Prime Minister Boris Johnson has blamed a "mutant algorithm" for this summer's exam results fiasco.
"I am afraid your grades were almost derailed by a mutant algorithm and I know how stressful that must have been," Mr Johnson told pupils at a school in Leicestershire.
Replacement grades caused chaos and required changes to some results.
In the fall-out from the exam problems, the Department for Education's permanent secretary has stepped down.
The National Education Union (NEU) called Mr Johnson's comments "brazen" and accused the prime minister of trying to "idly shrug away a disaster that his own government created".
Mr Johnson had been empathising with the problems of young people during the pandemic - including the "mutant algorithm" for exam grades.
Image caption Results for this year's exams were caught up in confusion"I'm very, very glad that it has finally been sorted out," he told pupils at a secondary school in Coalville.
The prime minister said education was the "great liberator" and the biggest risk for young people was not Covid-19 - it was "continuing to be out of school".
Mr Johnson told pupils that they needed to be in school to think about ideas and questions - such as "Is Harry Potter sexist? The answer is no, by the way."
But the remarks on exam problems angered the biggest teachers' union, who saw it as evading responsibility.
Kevin Courtney, joint leader of the NEU, saying parents and teachers would be "horrified to see the leader of this country treat his own exams fiasco like some minor passing fad".
"It is certain to put a long-lasting dent in the government's reputation on education."
A statement on the departure of the Department for Education's permanent secretary, Jonathan Slater, said "the prime minister has concluded that there is a need for fresh official leadership" at the department.

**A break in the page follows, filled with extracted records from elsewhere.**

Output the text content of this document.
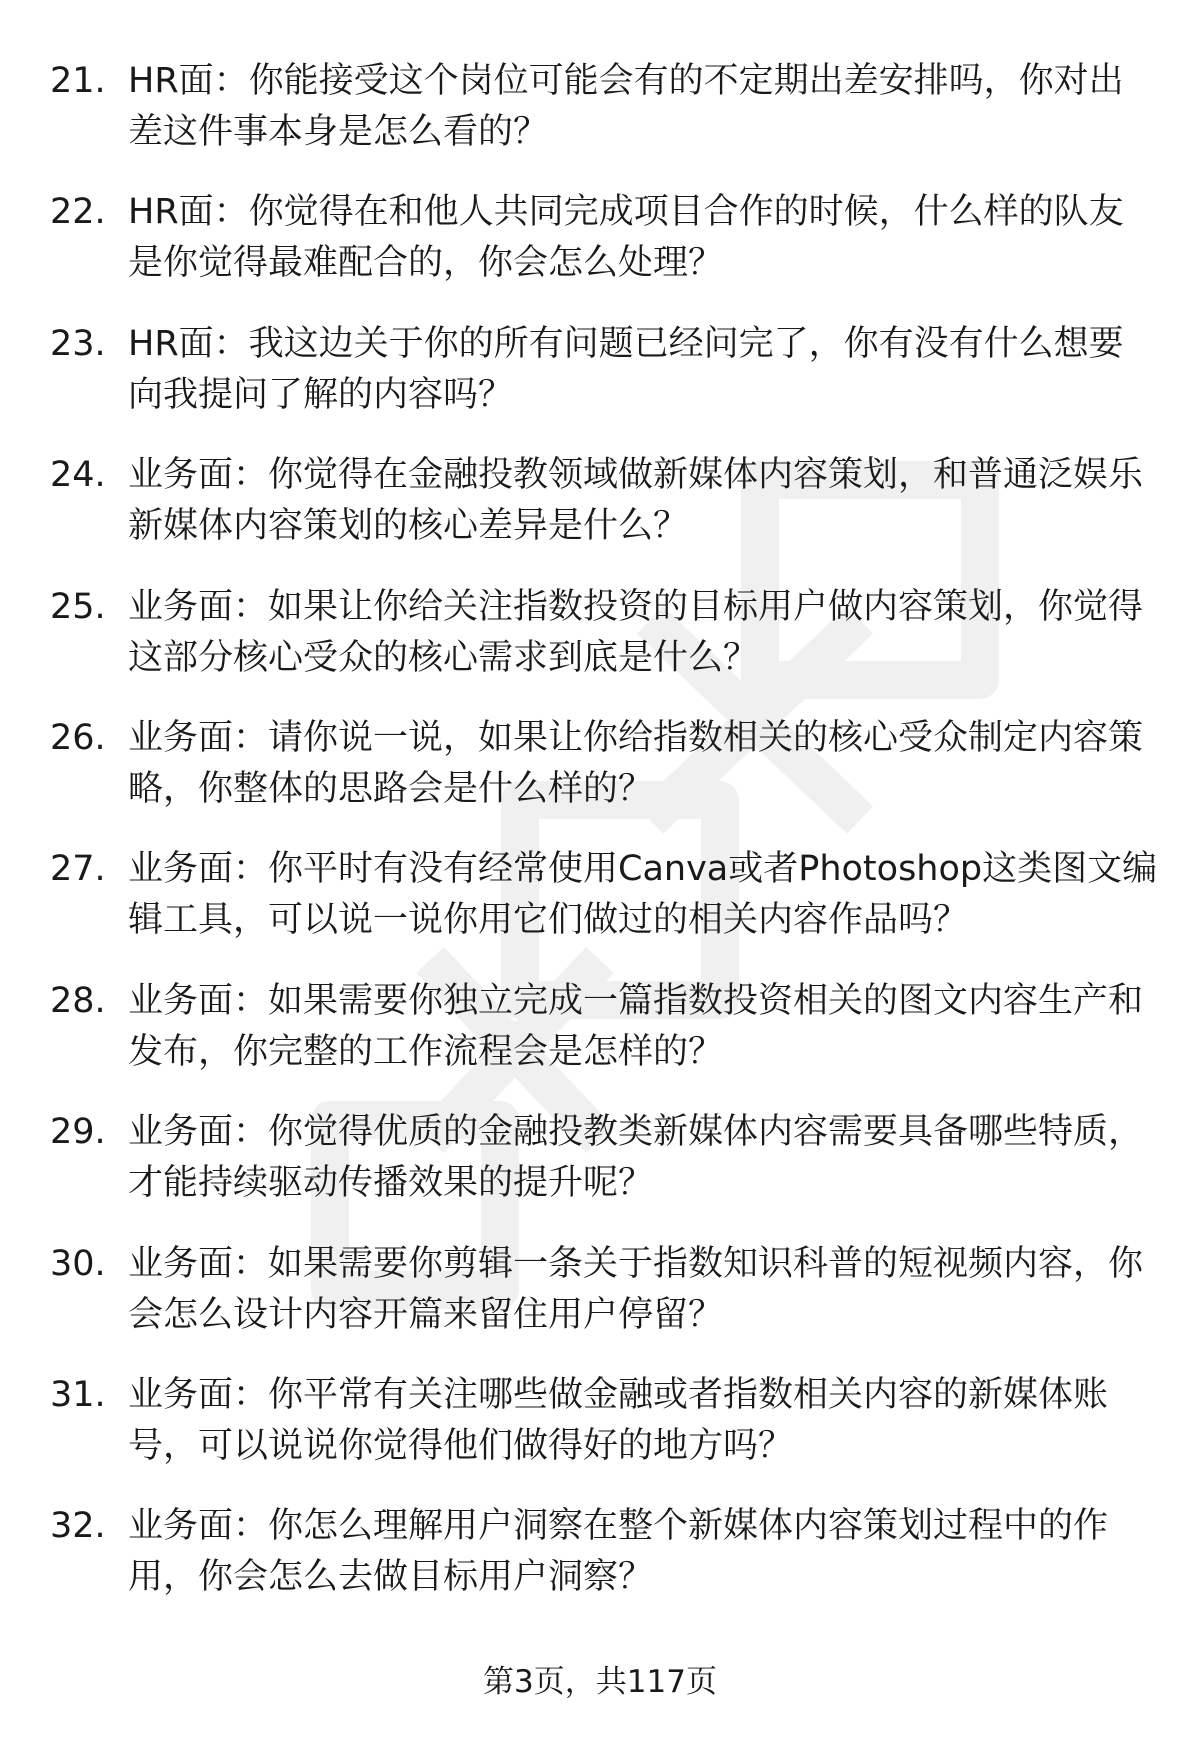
21. HR面：你能接受这个岗位可能会有的不定期出差安排吗，你对出差这件事本身是怎么看的？
22. HR面：你觉得在和他人共同完成项目合作的时候，什么样的队友是你觉得最难配合的，你会怎么处理？
23. HR面：我这边关于你的所有问题已经问完了，你有没有什么想要向我提问了解的内容吗？
24. 业务面：你觉得在金融投教领域做新媒体内容策划，和普通泛娱乐新媒体内容策划的核心差异是什么？
25. 业务面：如果让你给关注指数投资的目标用户做内容策划，你觉得这部分核心受众的核心需求到底是什么？
26. 业务面：请你说一说，如果让你给指数相关的核心受众制定内容策略，你整体的思路会是什么样的？
27. 业务面：你平时有没有经常使用Canva或者Photoshop这类图文编辑工具，可以说一说你用它们做过的相关内容作品吗？
28. 业务面：如果需要你独立完成一篇指数投资相关的图文内容生产和发布，你完整的工作流程会是怎样的？
29. 业务面：你觉得优质的金融投教类新媒体内容需要具备哪些特质，才能持续驱动传播效果的提升呢？
30. 业务面：如果需要你剪辑一条关于指数知识科普的短视频内容，你会怎么设计内容开篇来留住用户停留？
31. 业务面：你平常有关注哪些做金融或者指数相关内容的新媒体账号，可以说说你觉得他们做得好的地方吗？
32. 业务面：你怎么理解用户洞察在整个新媒体内容策划过程中的作用，你会怎么去做目标用户洞察？
第3页，共117页
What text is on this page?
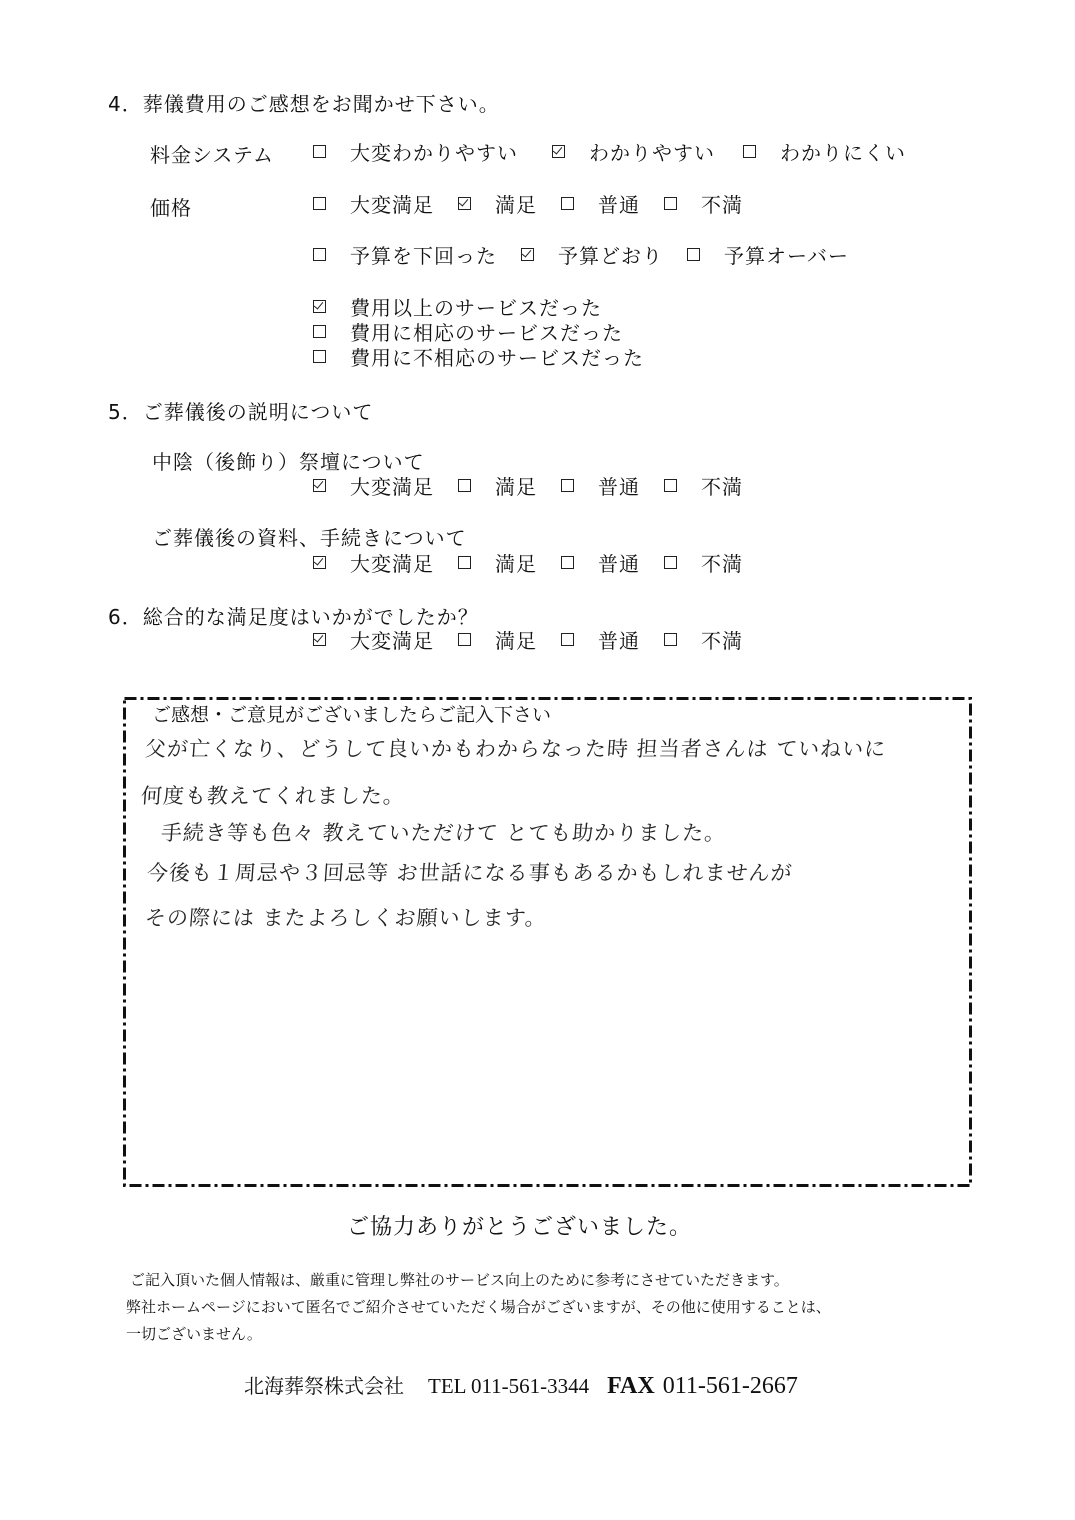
4．葬儀費用のご感想をお聞かせ下さい。
料金システム	大変わかりやすい	わかりやすい	わかりにくい
価格	大変満足	満足	普通	不満
予算を下回った	予算どおり	予算オーバー
費用以上のサービスだった
費用に相応のサービスだった
費用に不相応のサービスだった
5．ご葬儀後の説明について
中陰（後飾り）祭壇について
大変満足	満足	普通	不満
ご葬儀後の資料、手続きについて
大変満足	満足	普通	不満
6．総合的な満足度はいかがでしたか？
大変満足	満足	普通	不満
ご感想・ご意見がございましたらご記入下さい
父が亡くなり、どうして良いかもわからなった時 担当者さんは ていねいに
何度も教えてくれました。
手続き等も色々 教えていただけて とても助かりました。
今後も１周忌や３回忌等 お世話になる事もあるかもしれませんが
その際には またよろしくお願いします。
ご協力ありがとうございました。
ご記入頂いた個人情報は、厳重に管理し弊社のサービス向上のために参考にさせていただきます。
弊社ホームページにおいて匿名でご紹介させていただく場合がございますが、その他に使用することは、
一切ございません。
北海葬祭株式会社 TEL 011-561-3344 FAX 011-561-2667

The role as the department's most senior civil servant will be taken on in an interim basis by Susan Acland-Hood.
This follows the resignation of Sally Collier as head of the Ofqual exam watchdog for England.
Both departures followed the high-profile problems caused by replacement grades for A-levels, GCSEs and vocational qualifications for exams cancelled in the pandemic.
This focused on an "algorithm" which was accused of producing unfair results - which after a U-turn was replaced by teachers' estimated grades.
Geoff Barton, leader of the ASCL head teachers' union, said: "It is abundantly clear that things have not gone well at the Department for Education and Ofqual, culminating in the debacle over this year's GCSE and A-level grades.
"But it is pretty unsavoury that civil servants appear to be carrying the can while ministers remain unscathed."
Labour's shadow education secretary Kate Green said: "Parents will be looking on in dismay at a government in complete chaos just a matter of days before children will return to schools."